The Liberal government should use the grab bag that is Bill C-28 to make the necessary changes to employment insurance contributions. It is vital the government reform the current employment insurance system in order to put an end to the inequities it gives rise to and to better protect workers, including seasonal workers.
The Bloc Quebecois also wants the Minister of Finance to substantially reduce the levels of contribution to the employment insurance plan, conditional on the job creation performance of business. The reduction in contributions could be 40 cents per $100 of insurable payroll.
The Minister of Finance must also create an employment insurance fund separate from the federal government's consolidated fund, as the Auditor General of Canada proposed, to prevent money belonging to workers and employers being used as a discretionary fund by the federal government. It would make sense for the government to move quickly to pass an anti-deficit law like the one passed by the Quebec National Assembly.
Instead of digging into the public's pockets, the government should cut all unnecessary spending and programs in its own departments. As an example, I could mention the many millions of dollars spent to change Canada Post's logo. That was the government's most recent stunt.
Other examples include the hundreds of millions of dollars spent rerouting international flights from Mirabel to Dorval, the purchase of helicopters deemed unacceptable by these same Liberals when the Conservatives were in office, the many millions spent by the Department of Canadian Heritage to brainwash the Canadian public, along with the millions of dollars spent on Option Canada, a bogus corporation, during the last referendum.

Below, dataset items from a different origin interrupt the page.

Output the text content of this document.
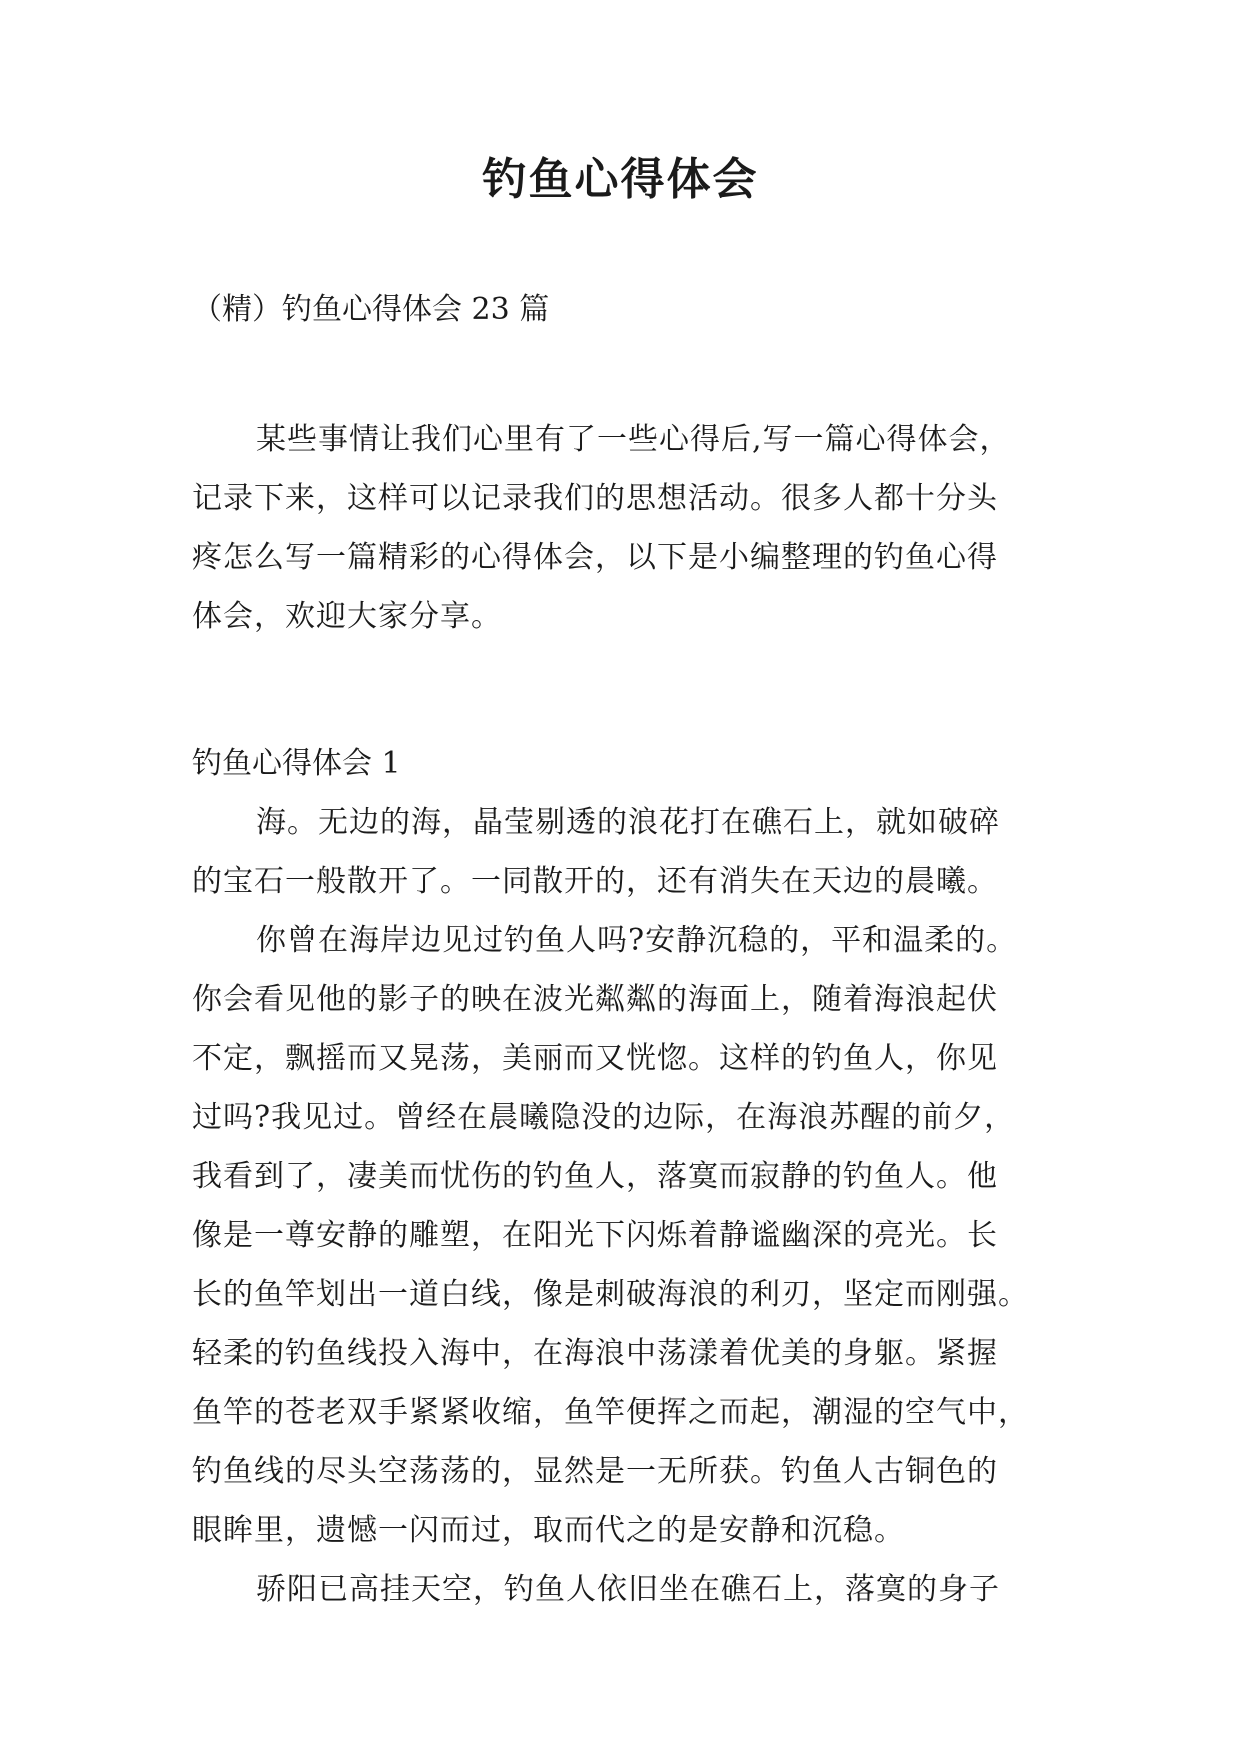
钓鱼心得体会

（精）钓鱼心得体会 23 篇

某些事情让我们心里有了一些心得后,写一篇心得体会，
记录下来，这样可以记录我们的思想活动。很多人都十分头
疼怎么写一篇精彩的心得体会，以下是小编整理的钓鱼心得
体会，欢迎大家分享。
钓鱼心得体会 1
海。无边的海，晶莹剔透的浪花打在礁石上，就如破碎
的宝石一般散开了。一同散开的，还有消失在天边的晨曦。
你曾在海岸边见过钓鱼人吗?安静沉稳的，平和温柔的。
你会看见他的影子的映在波光粼粼的海面上，随着海浪起伏
不定，飘摇而又晃荡，美丽而又恍惚。这样的钓鱼人，你见
过吗?我见过。曾经在晨曦隐没的边际，在海浪苏醒的前夕，
我看到了，凄美而忧伤的钓鱼人，落寞而寂静的钓鱼人。他
像是一尊安静的雕塑，在阳光下闪烁着静谧幽深的亮光。长
长的鱼竿划出一道白线，像是刺破海浪的利刃，坚定而刚强。
轻柔的钓鱼线投入海中，在海浪中荡漾着优美的身躯。紧握
鱼竿的苍老双手紧紧收缩，鱼竿便挥之而起，潮湿的空气中，
钓鱼线的尽头空荡荡的，显然是一无所获。钓鱼人古铜色的
眼眸里，遗憾一闪而过，取而代之的是安静和沉稳。
骄阳已高挂天空，钓鱼人依旧坐在礁石上，落寞的身子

I will stop here, because the examples go on and on. I hope that the auditor general's recommendations will finally be implemented and a stop put to this scandalous spending. We are entitled to ask whether this government is acting wisely, whether the way it manages makes sense.
No, it does not make sense, because this government's policies are widening the gap between the rich and the poor. A tax system that drives a nation to poverty definitely makes no sense. For this reason, and in solidarity with my colleagues in the Bloc Quebecois, I will energetically oppose passage of this bill.
My common sense tells me that it is urgent that the people of Quebec stick together as they move towards sovereignty. That is what really makes sense.